Impairment in the carrying value of intangible assets could negatively impact our financial condition and results of operations. If our goodwill or other intangible assets become impaired, we will be required to record additional impairment charges, which may be significant.
We have significant debt and high leverage, which could have a negative impact on our financing options and liquidity position and could adversely affect our business.
Despite our level of indebtedness, we may be able to incur substantially more debt, which could further exacerbate the risks described above, and we may in any event be required to maintain a minimum level of indebtedness.
The agreements governing our debt contain various covenants that limit our ability to take certain actions and also require us to meet financial maintenance tests, and failure to comply with these covenants could have a material adverse effect on us.
To service indebtedness and fund other cash needs, we will require a significant amount of cash, and our ability to generate cash depends on many factors beyond our control.
Post controls our Company and has the ability to control the direction of our business.
Post’s interests may conflict with our interests and the interests of our other stockholders. Conflicts of interest or disputes between Post and our Company could be resolved in a manner unfavorable to our Company and our other stockholders.

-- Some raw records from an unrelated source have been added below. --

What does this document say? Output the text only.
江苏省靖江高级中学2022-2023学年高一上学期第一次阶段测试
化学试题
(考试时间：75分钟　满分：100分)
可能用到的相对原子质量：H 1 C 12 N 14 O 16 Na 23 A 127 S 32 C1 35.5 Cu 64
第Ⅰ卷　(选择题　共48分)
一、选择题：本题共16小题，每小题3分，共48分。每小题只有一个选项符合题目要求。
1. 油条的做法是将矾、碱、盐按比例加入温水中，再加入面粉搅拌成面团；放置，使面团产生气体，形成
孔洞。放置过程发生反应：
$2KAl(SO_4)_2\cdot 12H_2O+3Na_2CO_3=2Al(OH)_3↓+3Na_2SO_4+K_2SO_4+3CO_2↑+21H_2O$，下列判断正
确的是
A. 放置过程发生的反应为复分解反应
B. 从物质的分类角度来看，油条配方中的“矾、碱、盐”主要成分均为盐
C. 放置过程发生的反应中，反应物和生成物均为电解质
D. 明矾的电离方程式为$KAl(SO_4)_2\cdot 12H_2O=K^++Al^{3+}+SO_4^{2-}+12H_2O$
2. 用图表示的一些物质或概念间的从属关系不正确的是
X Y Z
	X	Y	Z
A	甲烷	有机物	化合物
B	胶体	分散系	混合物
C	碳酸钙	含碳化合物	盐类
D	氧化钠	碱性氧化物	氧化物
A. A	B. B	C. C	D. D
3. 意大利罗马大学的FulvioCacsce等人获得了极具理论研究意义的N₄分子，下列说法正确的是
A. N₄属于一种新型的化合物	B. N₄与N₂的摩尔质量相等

Our amended and restated certificate of incorporation could prevent us from benefiting from corporate opportunities that might otherwise have been available to us.
In order to preserve the ability of Post to distribute its beneficial retained interest in BellRing Brands, LLC (“BellRing LLC”) on a tax-free basis, we may be prevented from pursuing opportunities to raise capital, to effectuate acquisitions or to provide equity incentives to our employees, which could hurt our ability to grow.
Our agreements with Post require us to indemnify Post for certain tax liabilities.
The tax receivable agreement with Post and BellRing LLC requires us to make cash payments to Post for certain tax benefits we may realize in the future, and these payments could be substantial.
We will not be reimbursed for any payments made to Post under the tax receivable agreement in the event that any tax benefits are disallowed.
In certain cases, future payments under the tax receivable agreement to Post may be accelerated or significantly exceed the actual benefits we realize in respect of the tax attributes subject to the tax receivable agreement.
Our organizational structure confers certain benefits upon Post and certain of its successors and assigns that may not benefit our Class A common stockholders to the same extent, and that could result in determinations harmful to the interests of such stockholders.